YouTube creators are tackling the longform format themselves now – and racking up millions of views doing it.
One such creator is Shane Dawson, who with his 17 million subscribers has been making content on the platform for the past decade.
What initially began as a skit channel, slowly progressed into something more of a documentary-style delivery.
In the past number of years, he’s taken to diving into a more in-depth form of creation, from exploring different conspiracy theories, to looking at some of YouTube’s other infamous creators in a style previously unseen on the site.
His latest series has garnered him some backlash for its portrayal of mental health, but also praise from those who frequent the video-sharing site.
Focusing on Jake Paul, a 20-year-old video maker based in Los Angeles, he aims to uncover if Paul is a sociopath through a series of in-depth videos on his family, enemies, friends, and even meeting with a therapist.
Jake Paul is the younger brother of Logan Paul, the YouTuber who earlier this year infamously filmed a deceased person in the Japanese Suicide Forest, sparking worldwide controversy and criticism.
Jake has himself also been the subject of heavy criticism, with his neighbours threatening lawsuits against a variety of his antisocial actions.
Dawson’s series has managed to find its way into the mainstream, becoming talked about on news sites and television shows in the US.
His videos are entirely home-made by Dawson and a small team, with extensive research and editing and next-to-no budget for the almost hour-long videos.

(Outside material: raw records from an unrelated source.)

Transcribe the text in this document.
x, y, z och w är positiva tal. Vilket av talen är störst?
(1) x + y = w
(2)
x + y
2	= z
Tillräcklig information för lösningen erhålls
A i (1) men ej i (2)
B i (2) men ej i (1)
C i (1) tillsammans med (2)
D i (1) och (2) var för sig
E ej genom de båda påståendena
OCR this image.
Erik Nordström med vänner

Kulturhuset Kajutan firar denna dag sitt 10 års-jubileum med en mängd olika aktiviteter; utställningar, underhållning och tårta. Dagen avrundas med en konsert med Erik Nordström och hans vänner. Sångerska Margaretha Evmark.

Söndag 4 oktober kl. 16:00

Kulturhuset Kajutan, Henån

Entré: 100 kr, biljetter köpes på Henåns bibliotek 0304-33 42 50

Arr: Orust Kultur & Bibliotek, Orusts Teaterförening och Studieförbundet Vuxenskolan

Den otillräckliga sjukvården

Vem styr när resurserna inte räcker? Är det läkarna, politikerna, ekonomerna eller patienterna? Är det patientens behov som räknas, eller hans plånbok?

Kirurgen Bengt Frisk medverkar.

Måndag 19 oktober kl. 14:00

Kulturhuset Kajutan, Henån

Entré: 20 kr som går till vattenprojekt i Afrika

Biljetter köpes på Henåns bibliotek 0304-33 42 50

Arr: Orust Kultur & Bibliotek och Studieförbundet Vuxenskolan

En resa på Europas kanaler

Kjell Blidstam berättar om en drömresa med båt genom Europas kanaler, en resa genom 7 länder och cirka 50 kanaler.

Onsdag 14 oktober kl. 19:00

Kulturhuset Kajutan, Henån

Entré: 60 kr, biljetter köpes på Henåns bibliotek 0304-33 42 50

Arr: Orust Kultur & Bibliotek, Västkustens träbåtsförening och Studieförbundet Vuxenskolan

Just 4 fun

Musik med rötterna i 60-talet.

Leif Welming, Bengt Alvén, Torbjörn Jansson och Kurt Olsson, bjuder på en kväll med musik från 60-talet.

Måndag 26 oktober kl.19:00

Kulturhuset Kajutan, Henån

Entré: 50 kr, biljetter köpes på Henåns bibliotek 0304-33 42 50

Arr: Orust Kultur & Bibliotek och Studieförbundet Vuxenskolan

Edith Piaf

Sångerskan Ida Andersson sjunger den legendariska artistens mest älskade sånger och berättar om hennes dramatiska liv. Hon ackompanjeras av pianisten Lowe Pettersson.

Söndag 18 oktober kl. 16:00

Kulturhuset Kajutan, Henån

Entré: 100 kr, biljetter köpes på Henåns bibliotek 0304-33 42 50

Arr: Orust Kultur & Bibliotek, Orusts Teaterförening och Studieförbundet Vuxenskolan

As pointed out by fellow YouTube creator Elijah Daniel on Twitter, Dawson’s near-hour long episodes of the series receive more views in mere hours than Netflix’s series Making A Murderer received in more than a month on a streaming site.
The series is still ongoing, but at the time of going to print, the ‘Jake Paul’ series had more than 53 million views across four episodes, uploaded to the site across a week – an average of seven million views of the series per day, with more episodes expected imminently.
Daniel said: “Making a Murderer, one of the biggest, most talked about docuseries to come out in the past few years, got 19m viewers in 35 days across all episodes. “Shane Dawson is getting almost that per episode in less than a week with a homemade series, and if that isn’t inspiring, I don’t know what is.”